I. Über die Kleidung bei Hofe

1. Die Kleidung des Herren
Der Herr erscheine bei Hofe gepflegt und sauber gekleidet.
In den Wenzinger Landen ist es, ebenso wie im Auslande, unfein und verpönt Bein zu zeigen. Lange Hosen und entsprechende Strümpfe gehören somit zur Grundausrüstung eines jeden Edelmannes. Das Schuhwerk sollte stets sauber und gepflegt sein.
Ebenso sauber wie das Schuhwerk, sollte auch der Herr bei Hofe erscheinen. So ist das Haar und der Bart zu waschen, zu schneiden und zu pflegen. Die Kleidung ist sauber und makellos zu halten.
Er trage stets eine Kopfbedeckung, denn das Bedecken des Haupthaares wird nicht nur als schicklich empfunden, sondern zeugt euch von Wohlstand und wird in hohen Kreisen als selbstverständlich angesehen.
Auch hat der Herr bei Hofe stets sein Wappen zu tragen. Dies kann in Form eines Badge oder durch einen Bannerträger erfolgen.
Der Herr von Stand trägt als Zeichen seines Standes die Sporen und das Schwert, da diese beiden Symbole den Stand der Ritterschaft anzeigen.

2. Die Kleidung der Damen
Auch die Dame hat bei Hofe stets gepflegt und sauber zu erscheinen.
Es gilt als höchst unschicklich den Knöchel oder gar die Wade zu zeigen.
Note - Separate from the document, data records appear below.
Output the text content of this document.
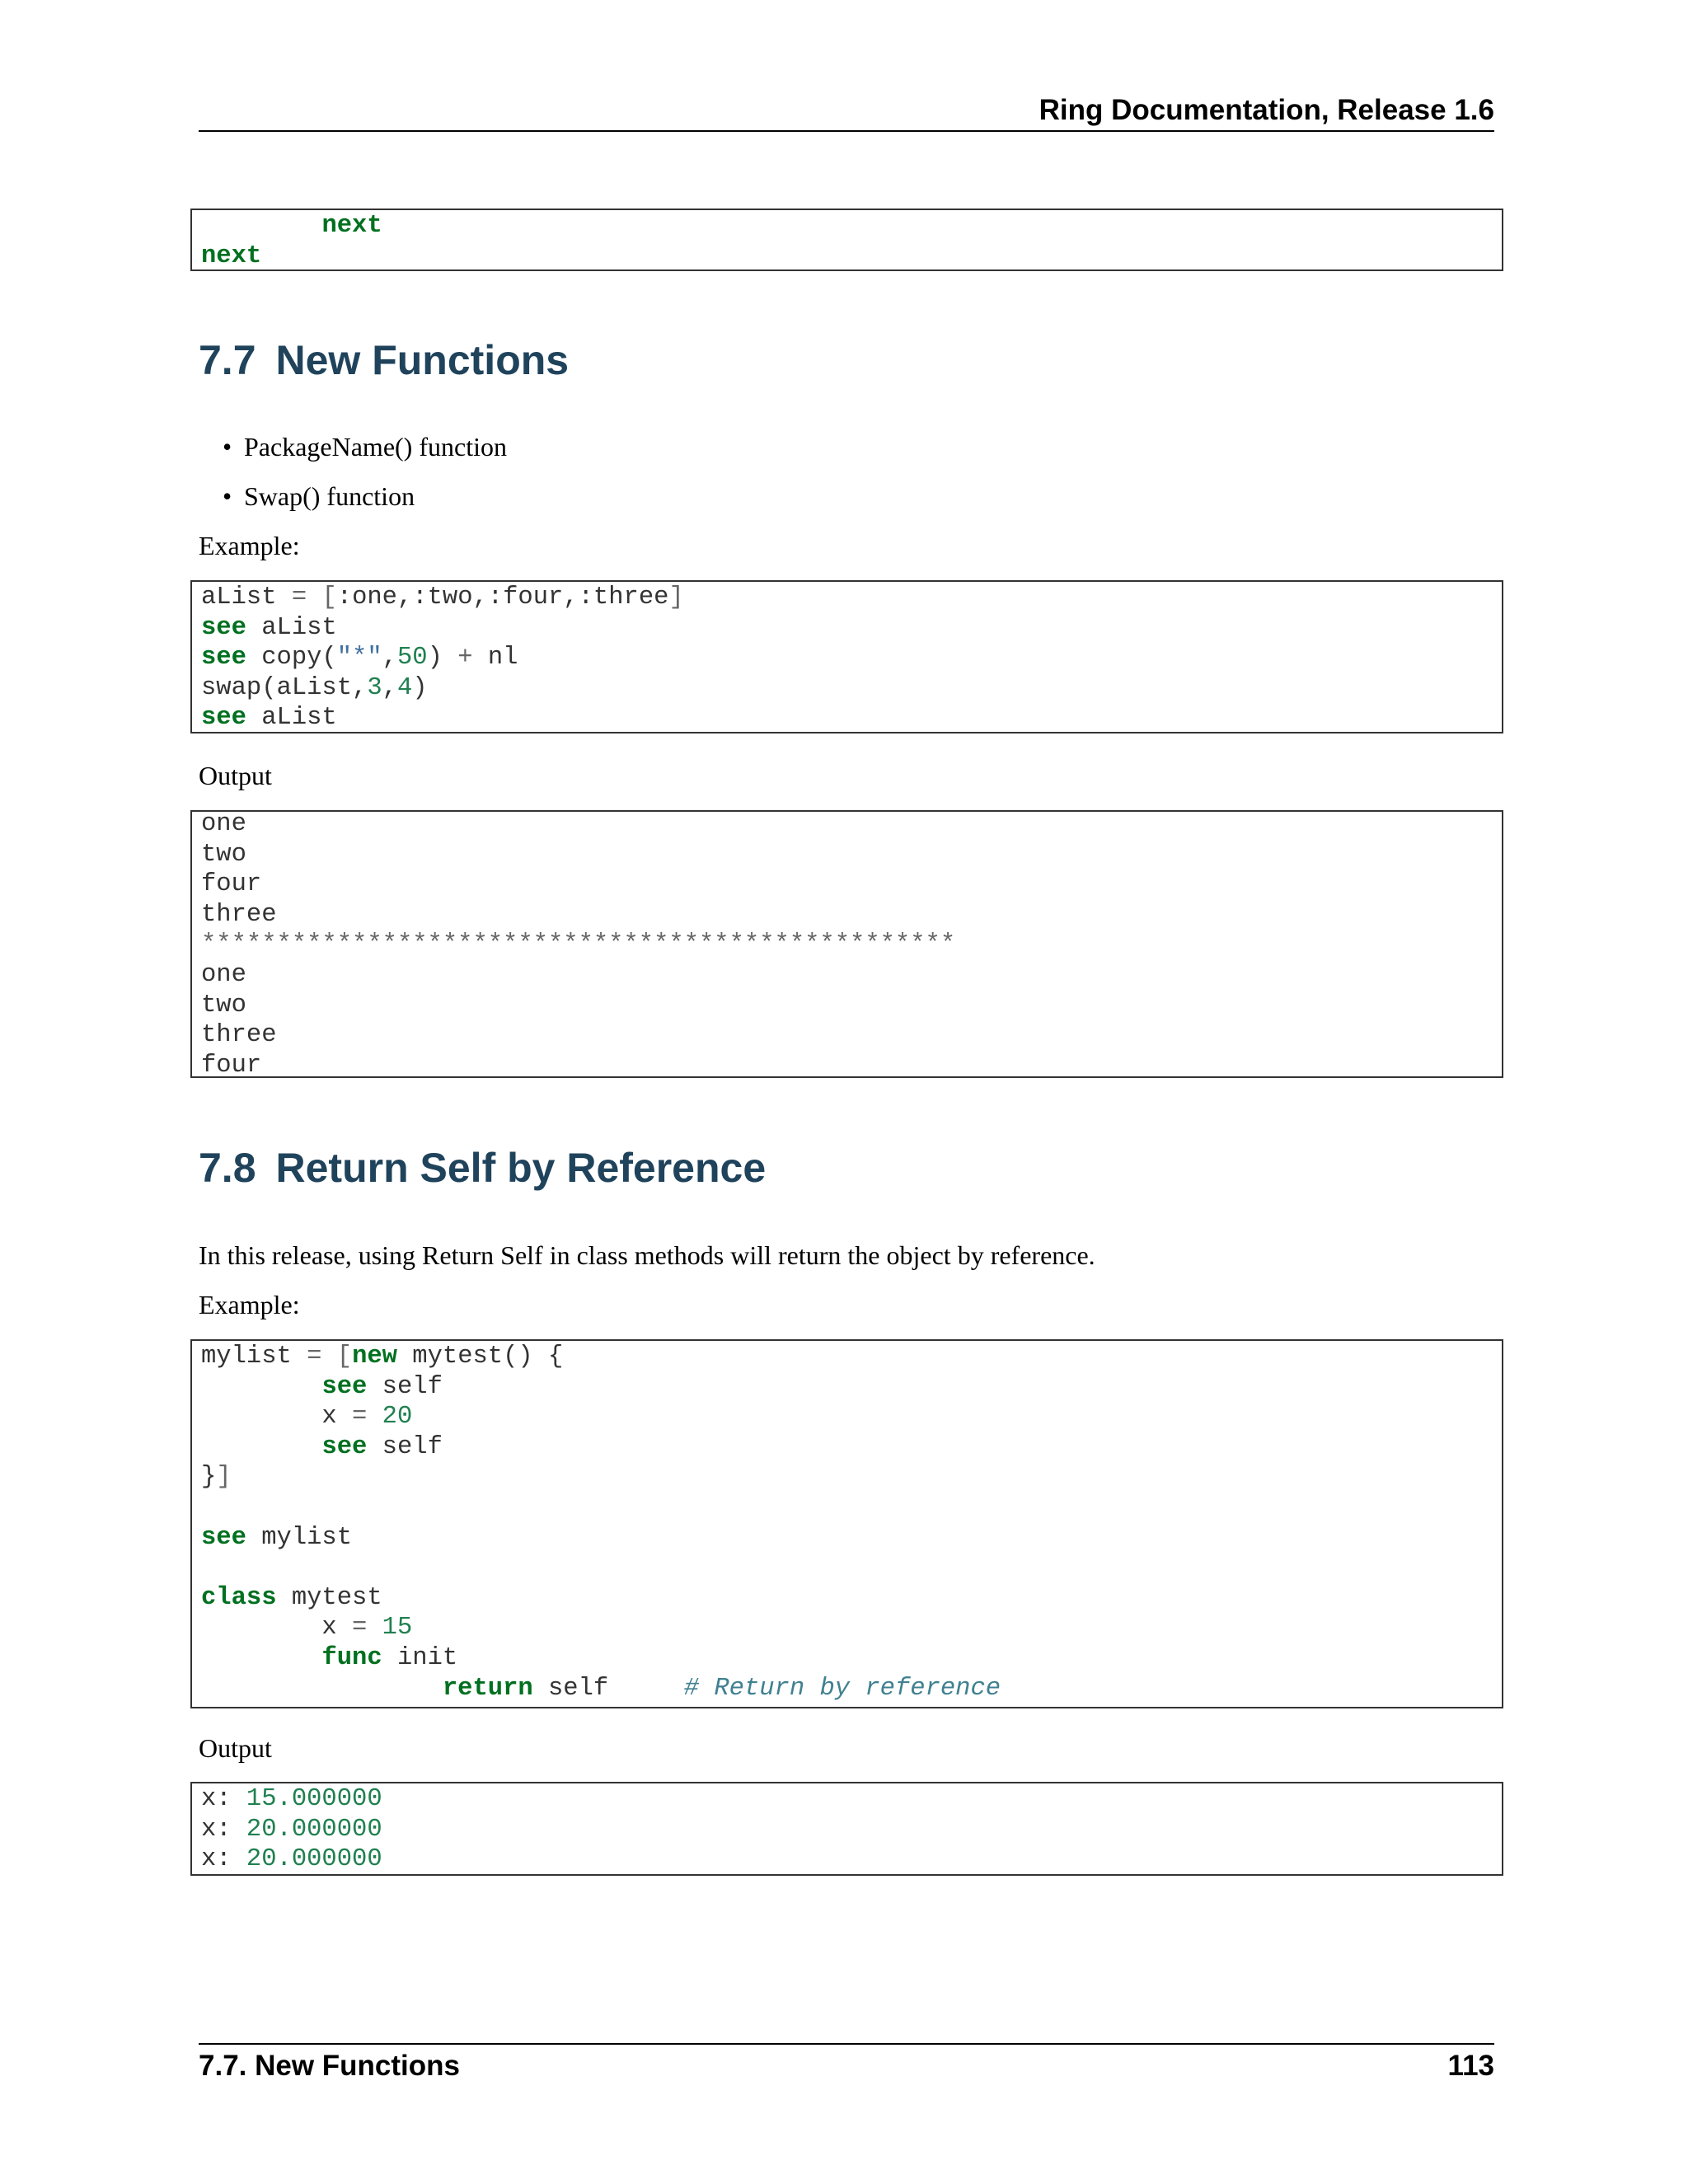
Ring Documentation, Release 1.6
next
next
7.7 New Functions
• PackageName() function
• Swap() function
Example:
aList = [:one,:two,:four,:three]
see aList
see copy("*",50) + nl
swap(aList,3,4)
see aList
Output
one
two
four
three
**************************************************
one
two
three
four
7.8 Return Self by Reference
In this release, using Return Self in class methods will return the object by reference.
Example:
mylist = [new mytest() {
see self
x = 20
see self
}]
see mylist
class mytest
x = 15
func init
return self     # Return by reference
Output
x: 15.000000
x: 20.000000
x: 20.000000
7.7. New Functions	113
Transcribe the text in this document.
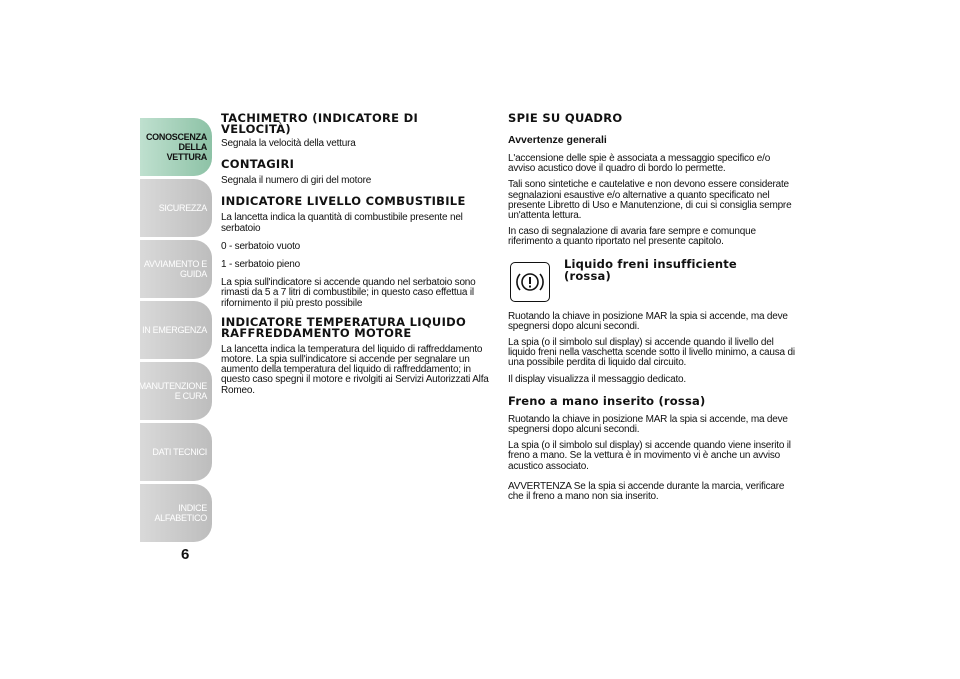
CONOSCENZA DELLA VETTURA
SICUREZZA
AVVIAMENTO E GUIDA
IN EMERGENZA
MANUTENZIONE E CURA
DATI TECNICI
INDICE ALFABETICO
6
TACHIMETRO (INDICATORE DI VELOCITÀ)

Segnala la velocità della vettura

CONTAGIRI

Segnala il numero di giri del motore

INDICATORE LIVELLO COMBUSTIBILE

La lancetta indica la quantità di combustibile presente nel serbatoio

0 - serbatoio vuoto

1 - serbatoio pieno

La spia sull'indicatore si accende quando nel serbatoio sono rimasti da 5 a 7 litri di combustibile; in questo caso effettua il rifornimento il più presto possibile

INDICATORE TEMPERATURA LIQUIDO RAFFREDDAMENTO MOTORE

La lancetta indica la temperatura del liquido di raffreddamento motore. La spia sull'indicatore si accende per segnalare un aumento della temperatura del liquido di raffreddamento; in questo caso spegni il motore e rivolgiti ai Servizi Autorizzati Alfa Romeo.

SPIE SU QUADRO
Avvertenze generali

L'accensione delle spie è associata a messaggio specifico e/o avviso acustico dove il quadro di bordo lo permette.

Tali sono sintetiche e cautelative e non devono essere considerate segnalazioni esaustive e/o alternative a quanto specificato nel presente Libretto di Uso e Manutenzione, di cui si consiglia sempre un'attenta lettura.

In caso di segnalazione di avaria fare sempre e comunque riferimento a quanto riportato nel presente capitolo.

Liquido freni insufficiente (rossa)

Ruotando la chiave in posizione MAR la spia si accende, ma deve spegnersi dopo alcuni secondi.

La spia (o il simbolo sul display) si accende quando il livello del liquido freni nella vaschetta scende sotto il livello minimo, a causa di una possibile perdita di liquido dal circuito.

Il display visualizza il messaggio dedicato.

Freno a mano inserito (rossa)

Ruotando la chiave in posizione MAR la spia si accende, ma deve spegnersi dopo alcuni secondi.

La spia (o il simbolo sul display) si accende quando viene inserito il freno a mano. Se la vettura è in movimento vi è anche un avviso acustico associato.

AVVERTENZA Se la spia si accende durante la marcia, verificare che il freno a mano non sia inserito.
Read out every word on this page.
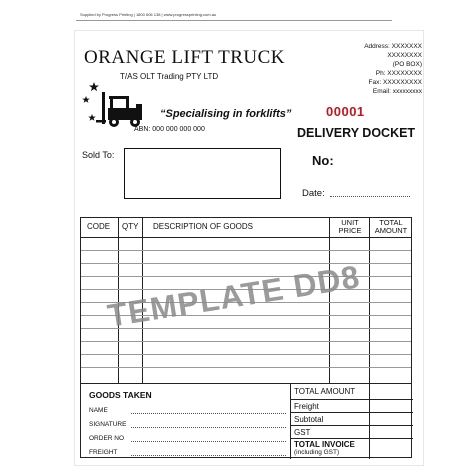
Supplied by Progress Printing | 1800 606 138 | www.progressprinting.com.au
ORANGE LIFT TRUCK
T/AS OLT Trading PTY LTD
“Specialising in forklifts”
ABN: 000 000 000 000
Address: XXXXXXX
XXXXXXXX
(PO BOX)
Ph: XXXXXXXX
Fax: XXXXXXXXX
Email: xxxxxxxxx
00001
DELIVERY DOCKET
No:
Sold To:
Date:
CODE QTY DESCRIPTION OF GOODS	UNIT
PRICE
TOTAL
AMOUNT
GOODS TAKEN
NAME
SIGNATURE
ORDER NO
FREIGHT
TOTAL AMOUNT
Freight
Subtotal
GST
TOTAL INVOICE
(including GST)
TEMPLATE DD8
Ebenso wird die all zu starke Betonung weiblicher Reize, wie die Brust oder das Zeigen der Arme, als störend empfunden.
Eine Dame trägt stets ein Kleid und eine Kopfbedeckung als Zeichen ihrer Weiblichkeit und ihres Standes.
Auch die Dame hat ihr Haar zu pflegen und frisieren zu lassen. Auch Hände und Nägel sind in gepflegten Zustand zu halten, denn sie sind das Zeichen ihres Standes.
Ein Fächer wird mehr als empfohlen, um Blicke und Lächeln zu verdecken.
Das Schuhwerk der Dame sollte nicht zu schwer und stets sauber sein, wie es auch die Kleider im Allgemeinen sein sollten.
Bei Hofe schickt es sich für eine Dame von Stande nicht, offen Waffen zu tragen.

3. Die Badges
Das Badges ist ein kleines Wappen, welches am Gürtel getragen wird.
Das Badge dient der Kennzeichnung des eigenen Standes und wird, gemäß der burgundischen Mode, rechts getragen, während das des Lehnsherrn auf der Herzseite getragen wird.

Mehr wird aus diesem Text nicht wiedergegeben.